Разумеется, Советский Союз не был механически обречен на июньскую трагедию 1941 года и, конечно, в относительно благополучном 35-м году сложно было предвидеть контуры будущей катастрофы. Тем поразительнее совпадения чернового наброска «81 дня. То, чего не будет» с обстоятельствами начального этапа Великой Отечественной. Можно сказать, Кремлев-Свен был беспощаден к собственной стране. Первая сводка Генштаба, по воле писателя, сообщала о том, что теснимые «моторизованными войсками противника части Красной Армии вынуждены были оставить ранее занимаемые пограничные районы». Западный фронт, к счастью советской стороны, не был дополнен восточным: «Против ожиданий всего мира Япония не выступила. Правда, на границе Монгольской Народной Республики шли непрерывные вооруженные провокации, но войны не было. Видимо, Япония выжидала». Президент США Рузвельт заявляет о своих симпатиях к жертве фашистской агрессии: «Великий советский народ — говорилось в обращении — американская демократия выражает тебе подвергнувшемуся нападению озверевшего фашизма самое подлинное сочувствие». Печать Херста сопровождает сообщения о советско-германской войне заголовками: Цивилизация против варваров. Американские добровольческие полки воюют на советском фронте. Рядом с красноармейцами находятся чехи — враги двадцатилетней давности, которые теперь стали союзниками и друзьями.

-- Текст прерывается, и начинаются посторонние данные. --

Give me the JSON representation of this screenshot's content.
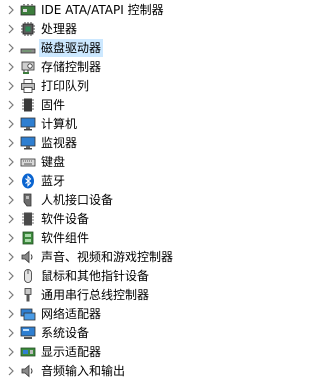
{
  "tree": {
    "items": [
      {
        "label": "IDE ATA/ATAPI 控制器",
        "icon": "ide-controller-icon"
      },
      {
        "label": "处理器",
        "icon": "processor-icon"
      },
      {
        "label": "磁盘驱动器",
        "icon": "disk-drive-icon",
        "selected": true
      },
      {
        "label": "存储控制器",
        "icon": "storage-controller-icon"
      },
      {
        "label": "打印队列",
        "icon": "printer-icon"
      },
      {
        "label": "固件",
        "icon": "firmware-icon"
      },
      {
        "label": "计算机",
        "icon": "computer-icon"
      },
      {
        "label": "监视器",
        "icon": "monitor-icon"
      },
      {
        "label": "键盘",
        "icon": "keyboard-icon"
      },
      {
        "label": "蓝牙",
        "icon": "bluetooth-icon"
      },
      {
        "label": "人机接口设备",
        "icon": "hid-icon"
      },
      {
        "label": "软件设备",
        "icon": "software-device-icon"
      },
      {
        "label": "软件组件",
        "icon": "software-component-icon"
      },
      {
        "label": "声音、视频和游戏控制器",
        "icon": "sound-icon"
      },
      {
        "label": "鼠标和其他指针设备",
        "icon": "mouse-icon"
      },
      {
        "label": "通用串行总线控制器",
        "icon": "usb-icon"
      },
      {
        "label": "网络适配器",
        "icon": "network-adapter-icon"
      },
      {
        "label": "系统设备",
        "icon": "system-device-icon"
      },
      {
        "label": "显示适配器",
        "icon": "display-adapter-icon"
      },
      {
        "label": "音频输入和输出",
        "icon": "audio-io-icon"
      }
    ]
  },
  "colors": {
    "selection": "#cce8ff",
    "chevron": "#7a7a7a",
    "bluetooth": "#0a64d0",
    "monitor_screen": "#2f7fd1"
  }
}
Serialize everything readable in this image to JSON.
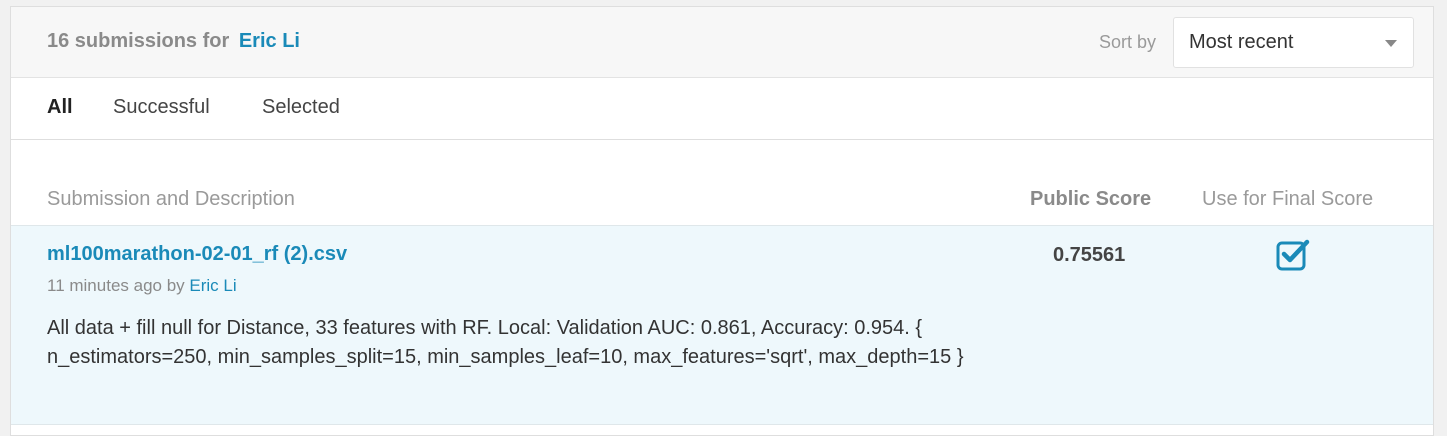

Ситуация на советско-германском фронте становится все более драматичной. Германо-польские войска, по замыслу Кремлева-Свен, захватывают Украину и Белоруссию. После упорных боев Красная Армия оставляет Смоленск. Еще в первый день войны Москва подвергается воздушной бомбардировке с применением отравляющих веществ. Возникает паника. По признанию главного героя, даже потом, на фронте, ему не доводилось видеть ничего более страшного: «Толпа рассеивалась. Раскинувшись на изрытом асфальте, повиснув на опрокинутых решетках, на поваленных фонарях, уткнувшись в истоптанные клумбы лежали, сидели, висели, стояли, подпертые трупами раненые, задавленные, оглушенные, искалеченные, сошедшие с ума, взрослые, дети, женщины, старики». Столицу охватывают слухи: «А правители-то сбежали…», «Каганович-то на Урал вылетел… Всю свиту забрал…», «А золото из Торгсина загодя вывезли…». Москвичи перестают верить сообщениям газет и радио. Возникает недовольство западными партнерами: «А французы-то сволочи — сказал кто-то: — крутили, вертели, к нам ездили, а с немцами мы одни…»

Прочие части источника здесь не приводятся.